Anyway, where to even begin?  Last summer we visited family in the US, and at some point I should probably write about the experience as seen through the eyes of my children, who probably didn't even remember the land that they missed and then re-experienced again as foreigners.  They met their cousin, Golda, for the first time and Ariella attached the Israeli "oush" so she became Goldoush.  They loved being with family and seeing old friends but I was relieved to see them eager to get on the flight home.  Home to Israel.  On the flight, N asked a few passengers if they were considering Aliyah. 
"You should do it," he told them.   "It's rough, but it's worth it!"

This morning we went to the Mesibat Siddur for all of the first graders at Ariella's school.  Last year I was so impressed with the show the Kindergarten class put on, but since the Kindergartens in Israel are free standing, hers was just a class of 35.   The entire first grade performs together so this was over 100 children.  It was like a Broadway show.  Costume changes, sets and lots of singing and dancing.  Think more big choral numbers rather than solo parts.  There was one sort of modern dance routine set to the theme song of Mission Impossible which I'll confess I might not be artistically sophisticated enough to have appreciated, but otherwise it was amazing!  At the end of the show, the Chief Rabbi of Israel came and shook the hand of each child.  I didn't even travel to Israel until I was 17 years old, but my 6 year old daughter has already met the Chief Rabbi. 

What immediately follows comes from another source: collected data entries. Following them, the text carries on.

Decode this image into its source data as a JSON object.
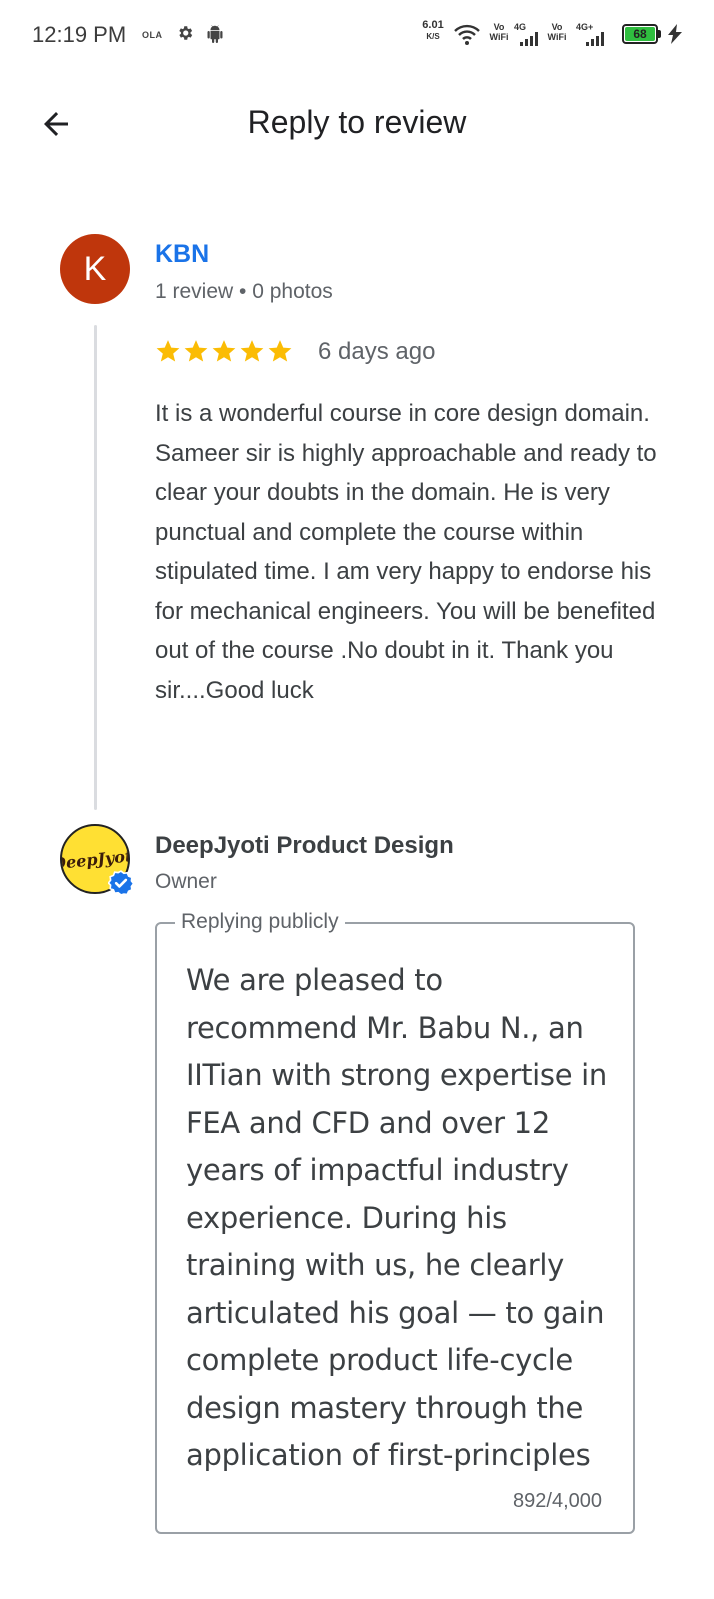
{
  "status_bar": {
    "time": "12:19 PM",
    "carrier_icon_text": "OLA",
    "net_speed_value": "6.01",
    "net_speed_unit": "K/S",
    "vo_wifi_1": "Vo WiFi",
    "network_1": "4G",
    "vo_wifi_2": "Vo WiFi",
    "network_2": "4G+",
    "battery_level": "68",
    "icons": [
      "gear-icon",
      "android-icon",
      "wifi-icon",
      "signal-icon",
      "battery-icon",
      "charging-bolt-icon"
    ]
  },
  "header": {
    "title": "Reply to review",
    "back_icon": "arrow-left-icon"
  },
  "review": {
    "avatar_letter": "K",
    "avatar_color": "#bf360c",
    "reviewer_name": "KBN",
    "reviewer_meta": "1 review • 0 photos",
    "rating": 5,
    "date": "6 days ago",
    "text": "It is a wonderful course in core design domain. Sameer sir is highly approachable and ready to clear your doubts in the domain. He is very punctual and complete the course within stipulated time. I am very happy to endorse his for mechanical engineers. You will be benefited out of the course .No doubt in it. Thank you sir....Good luck"
  },
  "owner": {
    "logo_text": "DeepJyoti",
    "name": "DeepJyoti Product Design",
    "role": "Owner",
    "verified_icon": "verified-badge-icon"
  },
  "reply": {
    "label": "Replying publicly",
    "text": "We are pleased to recommend Mr. Babu N., an IITian with strong expertise in FEA and CFD and over 12 years of impactful industry experience. During his training with us, he clearly articulated his goal — to gain complete product life-cycle design mastery through the application of first-principles",
    "counter": "892/4,000"
  },
  "colors": {
    "link_blue": "#1a73e8",
    "star_yellow": "#fbbc04",
    "battery_green": "#2fbe3f"
  }
}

Watching A in first grade has really been interesting.  The other two are fluent in Hebrew but have not yet reached "academic fluency," (crazy as it seems--this is a 5-7 year process!) but A is truly bilingual.  It's amazing to see her read and write in both languages and actually understand what she's reading.  My hope had been to keep up with the first grade curriculum, but alas they have passed me.  My Hebrew has definitely improved, though.  I have come to realize that when we moved to Israel and I used to tell people that my Hebrew was bad, I was quite mistaken.  My Hebrew was essentially non-existent.  Now, after 2.5 years my Hebrew is bad.  What an improvement!  Even one of the kids' teachers noted a major difference in my ability to communicate.  In spite of my efforts, there still remains such a major gap.  Life without a firm grasp of the language is like living in a semi-constant state of confusion.  I might not be using salt in the dishwasher or cleaning the toilets with oven cleaner any more but I still have a long way to go. 

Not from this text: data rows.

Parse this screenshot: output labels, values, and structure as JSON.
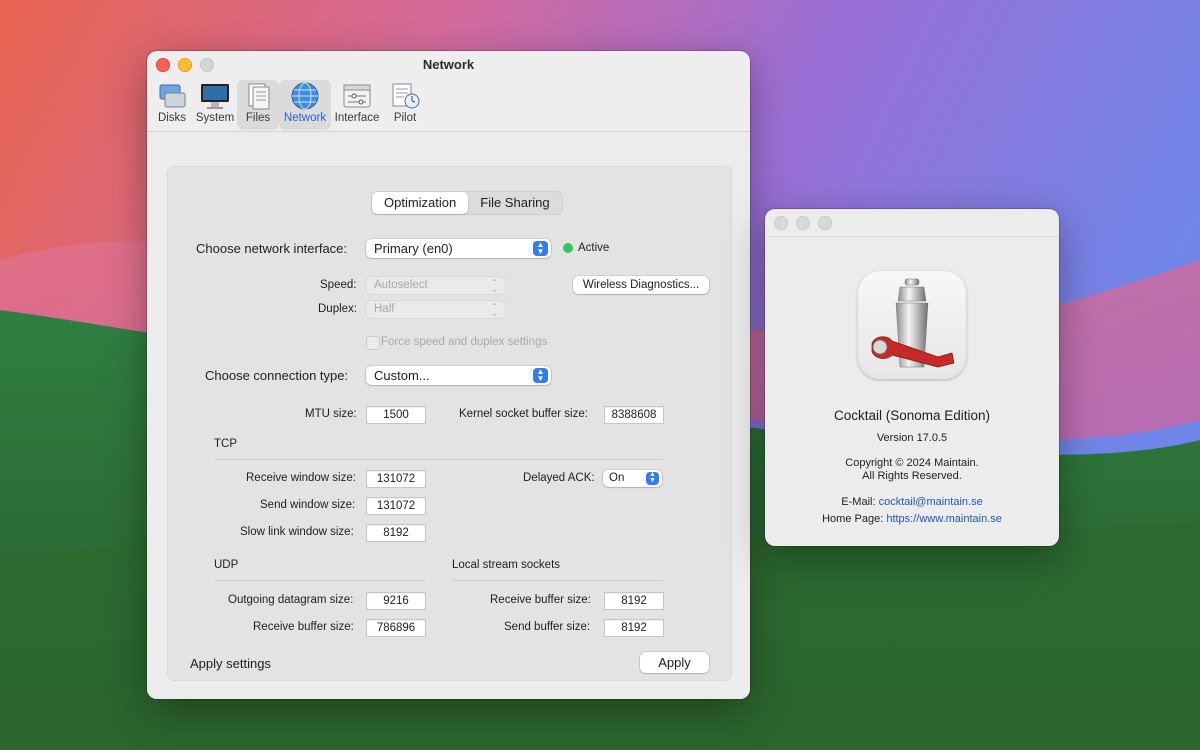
{
  "main_window": {
    "title": "Network",
    "toolbar": [
      {
        "label": "Disks",
        "icon": "disks-icon"
      },
      {
        "label": "System",
        "icon": "system-icon"
      },
      {
        "label": "Files",
        "icon": "files-icon"
      },
      {
        "label": "Network",
        "icon": "network-globe-icon",
        "active": true
      },
      {
        "label": "Interface",
        "icon": "interface-icon"
      },
      {
        "label": "Pilot",
        "icon": "pilot-icon"
      }
    ],
    "tabs": [
      "Optimization",
      "File Sharing"
    ],
    "selected_tab": "Optimization",
    "interface": {
      "label": "Choose network interface:",
      "value": "Primary (en0)",
      "status": "Active",
      "status_color": "#35c759"
    },
    "speed": {
      "label": "Speed:",
      "value": "Autoselect"
    },
    "duplex": {
      "label": "Duplex:",
      "value": "Half"
    },
    "wireless_button": "Wireless Diagnostics...",
    "force_checkbox": "Force speed and duplex settings",
    "connection": {
      "label": "Choose connection type:",
      "value": "Custom..."
    },
    "mtu": {
      "label": "MTU size:",
      "value": "1500"
    },
    "kernel_buffer": {
      "label": "Kernel socket buffer size:",
      "value": "8388608"
    },
    "tcp": {
      "heading": "TCP",
      "receive_window": {
        "label": "Receive window size:",
        "value": "131072"
      },
      "send_window": {
        "label": "Send window size:",
        "value": "131072"
      },
      "slow_link": {
        "label": "Slow link window size:",
        "value": "8192"
      },
      "delayed_ack": {
        "label": "Delayed ACK:",
        "value": "On"
      }
    },
    "udp": {
      "heading": "UDP",
      "outgoing_datagram": {
        "label": "Outgoing datagram size:",
        "value": "9216"
      },
      "receive_buffer": {
        "label": "Receive buffer size:",
        "value": "786896"
      }
    },
    "local_stream": {
      "heading": "Local stream sockets",
      "receive_buffer": {
        "label": "Receive buffer size:",
        "value": "8192"
      },
      "send_buffer": {
        "label": "Send buffer size:",
        "value": "8192"
      }
    },
    "apply_label": "Apply settings",
    "apply_button": "Apply"
  },
  "about_window": {
    "app_name": "Cocktail (Sonoma Edition)",
    "version": "Version 17.0.5",
    "copyright": "Copyright © 2024 Maintain.",
    "rights": "All Rights Reserved.",
    "email_label": "E-Mail:",
    "email": "cocktail@maintain.se",
    "homepage_label": "Home Page:",
    "homepage": "https://www.maintain.se"
  },
  "colors": {
    "accent": "#2f7df6",
    "link": "#2153c9",
    "active_tab_text": "#2563d9"
  }
}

On that front, I have a new Hebrew conversation partner.  The idea is that she will improve her English and I will improve my Hebrew.  She grew up on a Kibbutz in the 80's, so she was one of those kids who grew up in a "kids' area" and not at home with her parents.  Fascinating. 

Anyway, so much more to write about.  Including elections, house pets, school events.  But for now just getting back to blogging.


  1. Love the story about your dad. And congrats on your bad Hebrew! It IS a milestone, isn't it? And I'm glad R' Lau has not forgotten his Modiin roots.